At the 10th cycle loading, the stress and strain distribution figures of three loading points that 0.7% strain (maximum tension point, point A in Figure 7), 0 strain (zero point, point B in Figure 7) and −0.7% strain (maximum compression point, point C in Figure 7) were selected, as shown in Figure 9. The Figure 9a,e is stress distribution of ±0.7% strain, the points where the stress is significantly higher are highlighted by red circle. All the stress concentration points are located at the phase boundary, and the points at compression stage are greater than the points at the tension stage. Figure 9c shows the stress distribution of B point, even though the strain is 0, the stress at the boundary still reaches up to 300 MPa. Figure 9, Figure 9d,f are the strain distribution of point A, B and C, respectively. There is a large difference between the strain of the O phase and that of the β phase. The strain of the O phase was 0.2–0.8%, the strain of β phase was much greater than 1%, suggesting m the sufficient plastic deformation of the β phase. From the research of Wen [37] and Li [38], O phase as the hardening phase will lead to dislocation accumulation, and high-density dislocations limit the deformation of the β phase.

According to the discussion of strain and stress distribution, it was found that phase boundaries are the most important positions relating to stress concentration. Figure 10 shows the rotation angle and stress at 0.7% strain. The rotation angle distribution of each grain is shown in Figure 10a, the stress distribution is shown in Figure 10b. Due to the total strain range at 1.4%, the rotation angles of each grain during fatigue loading are 0.22~0.62°. Although the grain rotation is not significant, the grain rotation angle between the two phases is obviously compared, and the grain rotation has a strong correlation with the stress concentration.
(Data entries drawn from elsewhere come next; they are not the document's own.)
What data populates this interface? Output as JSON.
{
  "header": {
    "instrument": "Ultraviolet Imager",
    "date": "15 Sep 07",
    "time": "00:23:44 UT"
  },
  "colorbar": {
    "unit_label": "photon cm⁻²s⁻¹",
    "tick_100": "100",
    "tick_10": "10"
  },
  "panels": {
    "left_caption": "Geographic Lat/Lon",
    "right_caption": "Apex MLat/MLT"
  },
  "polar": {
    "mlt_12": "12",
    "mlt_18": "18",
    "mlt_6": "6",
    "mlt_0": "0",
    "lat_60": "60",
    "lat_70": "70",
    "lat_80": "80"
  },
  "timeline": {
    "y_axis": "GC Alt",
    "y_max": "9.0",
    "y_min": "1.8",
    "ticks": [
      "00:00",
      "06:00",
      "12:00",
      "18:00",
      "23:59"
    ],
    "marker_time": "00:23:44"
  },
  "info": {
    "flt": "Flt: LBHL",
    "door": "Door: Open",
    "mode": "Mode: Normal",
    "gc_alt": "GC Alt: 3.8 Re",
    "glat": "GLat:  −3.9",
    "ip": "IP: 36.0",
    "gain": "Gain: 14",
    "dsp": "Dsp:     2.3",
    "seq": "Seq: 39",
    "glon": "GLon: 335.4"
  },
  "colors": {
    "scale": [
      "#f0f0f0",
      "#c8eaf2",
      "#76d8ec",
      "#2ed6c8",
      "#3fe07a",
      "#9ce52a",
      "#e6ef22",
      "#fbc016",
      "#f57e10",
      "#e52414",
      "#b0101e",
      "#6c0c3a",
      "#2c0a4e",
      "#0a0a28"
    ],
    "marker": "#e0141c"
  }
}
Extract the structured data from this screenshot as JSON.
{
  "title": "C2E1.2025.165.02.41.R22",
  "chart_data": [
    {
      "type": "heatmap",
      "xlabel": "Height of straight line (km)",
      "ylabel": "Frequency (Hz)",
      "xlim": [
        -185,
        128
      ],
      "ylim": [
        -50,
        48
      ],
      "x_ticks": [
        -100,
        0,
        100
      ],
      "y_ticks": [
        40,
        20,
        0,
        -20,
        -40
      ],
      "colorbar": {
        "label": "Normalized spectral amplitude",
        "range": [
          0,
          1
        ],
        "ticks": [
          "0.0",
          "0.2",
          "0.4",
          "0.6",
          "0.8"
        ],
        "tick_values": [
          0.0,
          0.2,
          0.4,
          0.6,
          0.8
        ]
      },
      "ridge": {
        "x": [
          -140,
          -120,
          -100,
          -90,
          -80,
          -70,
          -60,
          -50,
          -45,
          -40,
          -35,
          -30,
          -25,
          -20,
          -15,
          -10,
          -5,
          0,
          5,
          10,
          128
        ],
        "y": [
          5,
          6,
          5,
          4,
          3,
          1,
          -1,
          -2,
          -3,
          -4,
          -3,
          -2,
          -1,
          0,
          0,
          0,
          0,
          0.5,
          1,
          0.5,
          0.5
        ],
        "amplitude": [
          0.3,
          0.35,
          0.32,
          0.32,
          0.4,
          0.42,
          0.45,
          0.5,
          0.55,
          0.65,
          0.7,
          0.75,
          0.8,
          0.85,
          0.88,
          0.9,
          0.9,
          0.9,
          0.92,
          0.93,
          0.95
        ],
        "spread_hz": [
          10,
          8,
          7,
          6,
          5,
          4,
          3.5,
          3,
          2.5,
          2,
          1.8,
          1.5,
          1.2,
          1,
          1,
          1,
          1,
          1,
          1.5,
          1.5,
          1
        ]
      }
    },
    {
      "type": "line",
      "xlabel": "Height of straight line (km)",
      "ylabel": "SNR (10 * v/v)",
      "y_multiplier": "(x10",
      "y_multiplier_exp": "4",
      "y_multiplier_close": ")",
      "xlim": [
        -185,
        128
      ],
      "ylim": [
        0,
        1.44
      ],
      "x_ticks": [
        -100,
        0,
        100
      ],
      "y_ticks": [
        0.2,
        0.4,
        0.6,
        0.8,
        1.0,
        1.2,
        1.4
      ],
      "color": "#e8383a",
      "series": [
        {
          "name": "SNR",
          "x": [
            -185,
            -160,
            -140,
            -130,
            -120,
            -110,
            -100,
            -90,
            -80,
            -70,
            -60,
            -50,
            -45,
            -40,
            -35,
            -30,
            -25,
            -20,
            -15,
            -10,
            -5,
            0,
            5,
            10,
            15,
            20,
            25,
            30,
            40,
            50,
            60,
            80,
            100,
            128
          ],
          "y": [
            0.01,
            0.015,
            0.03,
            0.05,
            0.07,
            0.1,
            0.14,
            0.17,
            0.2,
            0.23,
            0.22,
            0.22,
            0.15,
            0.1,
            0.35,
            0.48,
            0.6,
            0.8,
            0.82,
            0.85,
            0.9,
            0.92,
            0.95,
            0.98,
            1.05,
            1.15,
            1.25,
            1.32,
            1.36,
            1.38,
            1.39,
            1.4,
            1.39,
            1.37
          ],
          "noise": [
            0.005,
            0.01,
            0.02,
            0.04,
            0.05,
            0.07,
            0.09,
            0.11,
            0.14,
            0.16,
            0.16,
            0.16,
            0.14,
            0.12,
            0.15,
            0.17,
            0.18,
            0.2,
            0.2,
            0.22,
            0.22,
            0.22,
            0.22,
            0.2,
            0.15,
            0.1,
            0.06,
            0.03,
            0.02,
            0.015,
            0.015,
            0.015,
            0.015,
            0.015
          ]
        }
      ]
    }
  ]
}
The rotation angle is closely related to the phase, and most of the grains with a rotation angle larger than 0.4° are β phase, and most of them are stress concertation positions, as shown in Figure 10b (circled by solid and dotted lines). The dotted line circles show the position of stress concentration at the grain with large rotation angle, and the solid line circles show the position of no stress concentration at the grain with a large rotation angle. The dotted line circles all are O/β phase boundary, and the solid line circles are all same phase boundary. The plastic deformation ability of the two phases is different; during fatigue loading, β phase is more prone to plastic deformation and grain rotation is more significant. The strain incompatibility between the two phases is more serious, which makes the O/B boundary prone to stress concentration.

5. Conclusions

In this work, a CPFE model based on EBSD and EDS images was conducted to study the grain-level stress and strain distribution under cycle loading of Ti2AlNb alloy. The following conclusions were obtained:

1. The simulation performance of CPFEM is the same as that of Chaboche model, but the deformation mechanism Ti2AlNb alloy at high temperature is complex, so with the larger strain range, simulation performance deteriorates;

2. The stress concentration at the tension and compression stage is caused by the deformability of the O and β phases. The O phase is harder than the β phase, and the grain rotates at a smaller angle and has less strain. The inhomogeneous deformation at the phase boundary led to stress concentration.